Rabita Baku pokonała pewnie Atom Trefl Sopot, ale wicemistrzynie świata miały problemy także i ze swoją grą. - W pewnym momencie pozwoliłyśmy im na zbyt wiele - komentowała spotkanie Akinradewo.

Rabita Baku po meczu w Sopocie umocniła się na prowadzeniu grupy B Ligi Mistrzyń. Zespół z Azerbejdżanu jednak nie wyrzekł się błędów i wahań formy w trakcie meczu, na co zwracała uwagę środkowa mistrzyń Azerbejdżanu. - Zagrałyśmy dobrze dwa sety, a potem pozwoliłyśmy dogonić się rywalkom, ale to w sumie także ich dobra gra spowodowała to, że nam grało się trudniej. Potem sopocianki postawiły nam trudne warunki gry. Zaczęły dobrze bronić, blokować, tak, że nie umiałyśmy znaleźć na to recepty.
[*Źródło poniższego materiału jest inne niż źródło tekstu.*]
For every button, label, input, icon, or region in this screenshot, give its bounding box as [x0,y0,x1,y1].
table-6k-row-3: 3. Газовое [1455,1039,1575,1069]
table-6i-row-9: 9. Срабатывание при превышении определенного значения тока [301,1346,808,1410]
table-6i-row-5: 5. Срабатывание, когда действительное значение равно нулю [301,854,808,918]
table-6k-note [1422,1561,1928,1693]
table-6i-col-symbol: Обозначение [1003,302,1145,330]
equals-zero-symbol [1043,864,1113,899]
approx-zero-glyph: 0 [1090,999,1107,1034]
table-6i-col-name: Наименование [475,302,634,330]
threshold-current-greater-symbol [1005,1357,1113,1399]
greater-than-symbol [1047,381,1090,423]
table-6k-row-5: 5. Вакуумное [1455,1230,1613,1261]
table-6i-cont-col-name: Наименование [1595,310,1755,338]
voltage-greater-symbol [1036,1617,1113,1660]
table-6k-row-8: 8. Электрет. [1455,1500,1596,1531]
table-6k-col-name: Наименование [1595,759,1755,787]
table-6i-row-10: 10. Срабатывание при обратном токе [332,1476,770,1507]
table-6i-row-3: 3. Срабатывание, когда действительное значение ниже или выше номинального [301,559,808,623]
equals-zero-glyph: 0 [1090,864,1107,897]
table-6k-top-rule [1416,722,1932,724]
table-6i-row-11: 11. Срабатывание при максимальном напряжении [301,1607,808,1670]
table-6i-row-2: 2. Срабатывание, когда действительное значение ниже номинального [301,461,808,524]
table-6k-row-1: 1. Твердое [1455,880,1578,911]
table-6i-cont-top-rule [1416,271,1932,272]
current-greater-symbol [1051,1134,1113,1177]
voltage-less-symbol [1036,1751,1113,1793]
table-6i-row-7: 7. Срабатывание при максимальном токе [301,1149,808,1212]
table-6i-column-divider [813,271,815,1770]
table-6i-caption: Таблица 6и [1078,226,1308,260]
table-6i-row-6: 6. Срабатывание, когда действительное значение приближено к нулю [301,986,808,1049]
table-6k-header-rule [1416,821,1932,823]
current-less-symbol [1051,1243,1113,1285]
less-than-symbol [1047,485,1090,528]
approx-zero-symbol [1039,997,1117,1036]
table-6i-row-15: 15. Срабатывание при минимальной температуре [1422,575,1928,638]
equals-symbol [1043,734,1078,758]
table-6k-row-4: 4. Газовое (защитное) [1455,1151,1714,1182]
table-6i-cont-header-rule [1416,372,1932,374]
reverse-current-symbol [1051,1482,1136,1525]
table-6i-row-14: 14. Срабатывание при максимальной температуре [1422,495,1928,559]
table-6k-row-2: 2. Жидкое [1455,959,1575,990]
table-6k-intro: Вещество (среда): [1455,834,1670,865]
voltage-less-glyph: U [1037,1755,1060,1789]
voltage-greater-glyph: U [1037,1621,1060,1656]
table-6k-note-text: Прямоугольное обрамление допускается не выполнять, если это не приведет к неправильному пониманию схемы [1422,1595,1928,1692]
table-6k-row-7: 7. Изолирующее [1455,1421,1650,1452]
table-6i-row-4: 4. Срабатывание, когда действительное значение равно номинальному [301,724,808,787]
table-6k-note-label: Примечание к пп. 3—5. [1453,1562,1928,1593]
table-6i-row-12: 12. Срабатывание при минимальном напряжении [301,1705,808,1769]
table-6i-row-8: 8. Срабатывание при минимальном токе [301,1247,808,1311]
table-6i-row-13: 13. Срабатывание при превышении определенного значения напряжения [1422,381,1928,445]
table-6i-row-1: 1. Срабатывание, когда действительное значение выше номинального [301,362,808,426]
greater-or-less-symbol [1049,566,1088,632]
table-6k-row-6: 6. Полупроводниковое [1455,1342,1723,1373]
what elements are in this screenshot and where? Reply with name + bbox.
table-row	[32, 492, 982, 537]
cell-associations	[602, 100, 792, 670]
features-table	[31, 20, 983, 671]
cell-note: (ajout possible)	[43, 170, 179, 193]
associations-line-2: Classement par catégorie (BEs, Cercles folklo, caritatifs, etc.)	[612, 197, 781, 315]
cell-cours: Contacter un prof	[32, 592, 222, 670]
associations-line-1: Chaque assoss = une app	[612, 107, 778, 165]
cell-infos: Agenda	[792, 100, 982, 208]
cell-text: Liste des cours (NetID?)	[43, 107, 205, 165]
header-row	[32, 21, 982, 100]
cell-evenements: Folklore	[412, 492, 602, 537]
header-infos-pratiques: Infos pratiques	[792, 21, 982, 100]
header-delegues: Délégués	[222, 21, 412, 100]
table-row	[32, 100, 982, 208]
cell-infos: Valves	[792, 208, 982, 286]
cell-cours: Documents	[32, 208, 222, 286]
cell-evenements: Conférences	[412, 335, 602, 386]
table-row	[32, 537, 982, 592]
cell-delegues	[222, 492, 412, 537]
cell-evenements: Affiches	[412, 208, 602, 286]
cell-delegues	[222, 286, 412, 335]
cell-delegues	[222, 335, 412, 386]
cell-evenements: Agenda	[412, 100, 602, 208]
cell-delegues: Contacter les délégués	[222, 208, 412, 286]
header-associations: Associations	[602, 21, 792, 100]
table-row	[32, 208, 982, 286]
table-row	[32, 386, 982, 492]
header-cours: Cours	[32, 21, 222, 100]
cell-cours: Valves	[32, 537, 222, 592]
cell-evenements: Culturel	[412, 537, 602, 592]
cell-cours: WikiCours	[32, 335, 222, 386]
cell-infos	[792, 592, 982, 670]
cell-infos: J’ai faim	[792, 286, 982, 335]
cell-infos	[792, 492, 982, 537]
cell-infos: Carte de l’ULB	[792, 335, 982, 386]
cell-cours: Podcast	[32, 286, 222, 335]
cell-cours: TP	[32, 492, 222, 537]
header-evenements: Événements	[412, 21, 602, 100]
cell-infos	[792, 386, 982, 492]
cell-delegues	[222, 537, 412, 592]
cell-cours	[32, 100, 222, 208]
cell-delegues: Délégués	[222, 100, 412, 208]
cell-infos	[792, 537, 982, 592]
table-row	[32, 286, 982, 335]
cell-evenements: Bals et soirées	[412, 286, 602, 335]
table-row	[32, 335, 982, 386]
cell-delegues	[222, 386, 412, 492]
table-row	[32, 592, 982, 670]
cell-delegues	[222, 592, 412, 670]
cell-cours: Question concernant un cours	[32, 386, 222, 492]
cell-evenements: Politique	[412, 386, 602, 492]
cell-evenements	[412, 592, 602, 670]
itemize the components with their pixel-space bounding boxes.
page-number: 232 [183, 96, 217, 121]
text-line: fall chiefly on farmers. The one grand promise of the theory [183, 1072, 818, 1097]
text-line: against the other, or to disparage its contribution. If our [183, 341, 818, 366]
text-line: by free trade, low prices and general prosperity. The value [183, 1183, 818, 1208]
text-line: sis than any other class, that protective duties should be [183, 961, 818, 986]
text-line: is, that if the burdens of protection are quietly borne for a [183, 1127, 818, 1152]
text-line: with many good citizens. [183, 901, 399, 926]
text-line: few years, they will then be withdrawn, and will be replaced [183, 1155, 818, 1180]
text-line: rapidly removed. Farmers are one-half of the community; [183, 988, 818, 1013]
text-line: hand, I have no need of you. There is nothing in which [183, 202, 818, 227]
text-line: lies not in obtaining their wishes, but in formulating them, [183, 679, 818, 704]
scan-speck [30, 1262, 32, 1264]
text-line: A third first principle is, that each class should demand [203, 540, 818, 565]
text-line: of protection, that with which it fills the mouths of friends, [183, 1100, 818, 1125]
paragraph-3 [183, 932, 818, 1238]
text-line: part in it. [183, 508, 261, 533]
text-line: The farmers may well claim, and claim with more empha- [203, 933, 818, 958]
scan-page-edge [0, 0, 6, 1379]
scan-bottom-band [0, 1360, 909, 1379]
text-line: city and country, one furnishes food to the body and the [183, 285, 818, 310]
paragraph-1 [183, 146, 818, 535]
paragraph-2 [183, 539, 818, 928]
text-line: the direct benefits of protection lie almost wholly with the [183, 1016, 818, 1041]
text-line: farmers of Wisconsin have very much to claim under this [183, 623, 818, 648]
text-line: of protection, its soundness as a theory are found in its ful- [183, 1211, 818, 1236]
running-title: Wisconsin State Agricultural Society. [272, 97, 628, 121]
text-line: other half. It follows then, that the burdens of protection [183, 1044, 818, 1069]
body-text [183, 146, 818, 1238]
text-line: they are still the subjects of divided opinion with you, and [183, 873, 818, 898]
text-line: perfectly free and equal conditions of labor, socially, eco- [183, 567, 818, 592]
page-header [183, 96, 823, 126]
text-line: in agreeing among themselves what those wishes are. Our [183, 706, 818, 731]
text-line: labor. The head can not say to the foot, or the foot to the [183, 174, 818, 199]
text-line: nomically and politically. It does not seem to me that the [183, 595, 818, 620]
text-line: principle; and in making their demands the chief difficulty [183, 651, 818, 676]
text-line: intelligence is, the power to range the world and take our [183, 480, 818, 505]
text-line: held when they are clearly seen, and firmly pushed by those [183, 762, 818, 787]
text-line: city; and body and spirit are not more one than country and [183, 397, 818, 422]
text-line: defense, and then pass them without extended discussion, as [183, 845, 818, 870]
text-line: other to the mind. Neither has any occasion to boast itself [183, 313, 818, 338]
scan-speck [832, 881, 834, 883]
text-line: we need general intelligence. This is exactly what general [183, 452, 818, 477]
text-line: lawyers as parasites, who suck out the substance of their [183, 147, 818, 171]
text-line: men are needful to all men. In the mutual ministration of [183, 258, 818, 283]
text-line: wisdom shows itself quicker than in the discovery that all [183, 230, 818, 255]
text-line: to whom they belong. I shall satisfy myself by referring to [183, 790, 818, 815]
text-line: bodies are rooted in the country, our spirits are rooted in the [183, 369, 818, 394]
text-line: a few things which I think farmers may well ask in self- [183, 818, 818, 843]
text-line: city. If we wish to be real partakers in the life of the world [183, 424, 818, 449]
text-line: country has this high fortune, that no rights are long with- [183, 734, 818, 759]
Ale ostatecznie udało się nam wygrać za 3 punkty i to najważniejsze - komentowała postawę swoją i koleżanek środkowa, Foluke Akinradewo.

Na pytana o cele jakie stawia sobie Rabita w Lidze Mistrzyń, środkowa odpowiada, że zespół interesuje na pewno gra o najwyższą stawkę. - Mamy mocną drużynę i chcemy awansować do Final Four, ale naszym głównym założeniem jest wygrana, ale to oczywiście długa i trudna droga i nie wszystko od nas zależy - twierdzi Amerykanka.

Zawodniczka zdaje się być jednak zadowolona z pobytu w Azerbejdżanie. Opowiada, że jej sytuacja jest obecnie zupełnie inna niż ta, jaką zajmowała w Dynamie Krasnodar. - To na pewno ciekawe miejsce, dobre zespoły i zupełnie inaczej niż w Rosji. Tutaj przynajmniej mogę mówić po angielsku i rozmawiać ze wszystkimi i pobyć z dziewczynami także poza boiskiem i jestem bardzo zadowolona z tej przeprowadzki - zakończyła środkowa Rabity Baku.